Hochzeitsraub ist ein Verbrechen, das einen Gatten in eine Verbindung miteinbezieht, die den anderen zwingt, um beim sexuellen Verkehr gegen seinen oder Willen einzureichen. Obwohl nicht alle Jurisdiktionen Hochzeitsraub als Straftat erkennen, behandeln die, die es im Allgemeinen ähnlich der Weise sie behandeln, Raub durch jede mögliche andere Partei, die nicht zum Opfer geheiratet wird. Strafen umfassen gewöhnlich große Geldstrafen und einige Jahre im Gefängnis. Hochzeitsraub ist ein modernes Konzept, das nicht als Straftat in irgendeiner Position bis das des späten 19. jahrhunderts Jahrhundert spezifiziert wurde.

Hochzeitsraub wird gewöhnlich als Person definiert, die seinen oder Gatten zwingt, sich im sexuellen Verkehr gegen den den person’s Willen zu engagieren, vollendet durch Mittel der Kraft oder der Furcht. Einige Jurisdiktionen spezifizieren die offender’s und das victim’s Geschlecht, aber am meisten erfordern nicht, dass das Opfer die Frau ist und der Übeltäter der Ehemann ist. Zusätzlich stellen einige Jurisdiktionen für eine wenige Gebühr des Hochzeitssexuellen Übergriffs zur verfügung, wenn es keinen Verkehr gibt, aber eine Partei stark die andere bei der sexuellen Aktivität einreicht. Andere Jurisdiktionen erfordern, dass die Paare getrennt oder geschieden werden, damit es gelten kann als Raub.
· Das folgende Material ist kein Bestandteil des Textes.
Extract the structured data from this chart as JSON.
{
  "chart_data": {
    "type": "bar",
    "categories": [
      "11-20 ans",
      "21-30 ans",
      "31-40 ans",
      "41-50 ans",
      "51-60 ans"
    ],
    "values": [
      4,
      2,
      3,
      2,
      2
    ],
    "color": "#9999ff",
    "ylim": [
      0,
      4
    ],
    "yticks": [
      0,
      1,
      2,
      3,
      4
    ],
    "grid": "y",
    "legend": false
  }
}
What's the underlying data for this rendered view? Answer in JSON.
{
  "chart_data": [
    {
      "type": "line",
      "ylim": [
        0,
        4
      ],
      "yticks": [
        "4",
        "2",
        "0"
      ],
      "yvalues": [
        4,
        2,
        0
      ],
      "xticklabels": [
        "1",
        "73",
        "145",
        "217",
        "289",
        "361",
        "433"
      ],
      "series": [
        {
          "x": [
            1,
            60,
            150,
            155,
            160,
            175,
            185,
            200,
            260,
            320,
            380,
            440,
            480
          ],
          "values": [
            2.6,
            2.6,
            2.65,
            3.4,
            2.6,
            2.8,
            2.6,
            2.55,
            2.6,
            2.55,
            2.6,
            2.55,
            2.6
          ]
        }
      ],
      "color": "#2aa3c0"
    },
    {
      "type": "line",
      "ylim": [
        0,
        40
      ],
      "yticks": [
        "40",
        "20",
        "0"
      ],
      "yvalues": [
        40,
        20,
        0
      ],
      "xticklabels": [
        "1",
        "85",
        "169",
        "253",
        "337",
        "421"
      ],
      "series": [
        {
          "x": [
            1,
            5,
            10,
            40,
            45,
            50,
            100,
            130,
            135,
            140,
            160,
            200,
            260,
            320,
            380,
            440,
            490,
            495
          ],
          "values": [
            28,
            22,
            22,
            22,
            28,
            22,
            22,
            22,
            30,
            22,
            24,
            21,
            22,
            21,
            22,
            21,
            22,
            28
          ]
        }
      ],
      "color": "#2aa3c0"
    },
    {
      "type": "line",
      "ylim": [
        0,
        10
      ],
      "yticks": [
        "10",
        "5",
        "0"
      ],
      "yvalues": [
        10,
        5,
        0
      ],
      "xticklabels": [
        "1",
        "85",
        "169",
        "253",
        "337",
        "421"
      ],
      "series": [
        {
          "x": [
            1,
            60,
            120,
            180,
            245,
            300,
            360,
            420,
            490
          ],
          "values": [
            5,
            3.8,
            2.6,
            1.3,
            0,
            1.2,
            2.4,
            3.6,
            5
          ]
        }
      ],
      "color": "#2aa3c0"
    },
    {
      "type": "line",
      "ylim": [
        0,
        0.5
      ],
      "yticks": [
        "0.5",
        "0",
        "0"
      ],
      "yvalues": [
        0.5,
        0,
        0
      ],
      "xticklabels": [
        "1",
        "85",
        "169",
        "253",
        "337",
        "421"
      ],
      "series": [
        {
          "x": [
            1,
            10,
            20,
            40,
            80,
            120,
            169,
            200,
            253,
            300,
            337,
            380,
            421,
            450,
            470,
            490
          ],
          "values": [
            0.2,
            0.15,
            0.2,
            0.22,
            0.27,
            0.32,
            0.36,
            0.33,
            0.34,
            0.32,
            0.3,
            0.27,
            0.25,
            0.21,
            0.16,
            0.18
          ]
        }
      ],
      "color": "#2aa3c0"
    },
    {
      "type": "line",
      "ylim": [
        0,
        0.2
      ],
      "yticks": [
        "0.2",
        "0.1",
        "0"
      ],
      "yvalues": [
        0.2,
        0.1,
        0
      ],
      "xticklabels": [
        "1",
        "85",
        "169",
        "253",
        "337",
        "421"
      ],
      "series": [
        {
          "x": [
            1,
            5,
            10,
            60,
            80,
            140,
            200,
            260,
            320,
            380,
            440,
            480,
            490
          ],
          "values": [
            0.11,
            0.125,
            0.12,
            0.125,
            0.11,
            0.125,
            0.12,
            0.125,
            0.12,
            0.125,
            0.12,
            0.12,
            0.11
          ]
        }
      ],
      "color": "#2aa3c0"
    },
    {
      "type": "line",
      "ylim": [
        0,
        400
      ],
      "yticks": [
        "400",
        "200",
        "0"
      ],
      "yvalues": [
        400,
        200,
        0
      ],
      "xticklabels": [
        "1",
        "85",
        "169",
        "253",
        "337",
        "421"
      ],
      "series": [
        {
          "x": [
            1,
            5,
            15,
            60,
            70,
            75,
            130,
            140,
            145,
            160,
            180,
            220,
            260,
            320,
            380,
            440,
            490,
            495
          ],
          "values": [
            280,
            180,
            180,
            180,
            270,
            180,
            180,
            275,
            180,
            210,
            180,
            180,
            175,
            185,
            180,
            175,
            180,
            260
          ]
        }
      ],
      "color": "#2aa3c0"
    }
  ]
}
In den Jurisdiktionen, die Hochzeitsraub als Verbrechen erkennen, ist die Bestrafung gewöhnlich der bestimmte jurisdiction’s Bestrafung für jeden anderen gewaltsamen Raub die selbe oder das ähnlich. Jedoch behandeln viele Jurisdiktionen sie als weniges Verbrechen und stellen für niedrigere Bestrafungen zu den Übeltätern zur Verfügung. Die Strafen für Hochzeitsraub neigen, die Möglichkeit von 10 Jahren der Haftzeit und der schweren Währungsgeldstrafen zu umfassen, obwohl die Strafe, die wirklich in jedem bestimmten Fall erhoben wird, stark von den Umständen und von der Menge von Körperverletzung zugefügt auf dem Opfer abhängt. In den Jurisdiktionen, die Datenbanken des sexuellen Übeltäters tragen, müssen die überführt des Hochzeitsraubs als Sittlichkeitsverbrecher außerdem registrieren.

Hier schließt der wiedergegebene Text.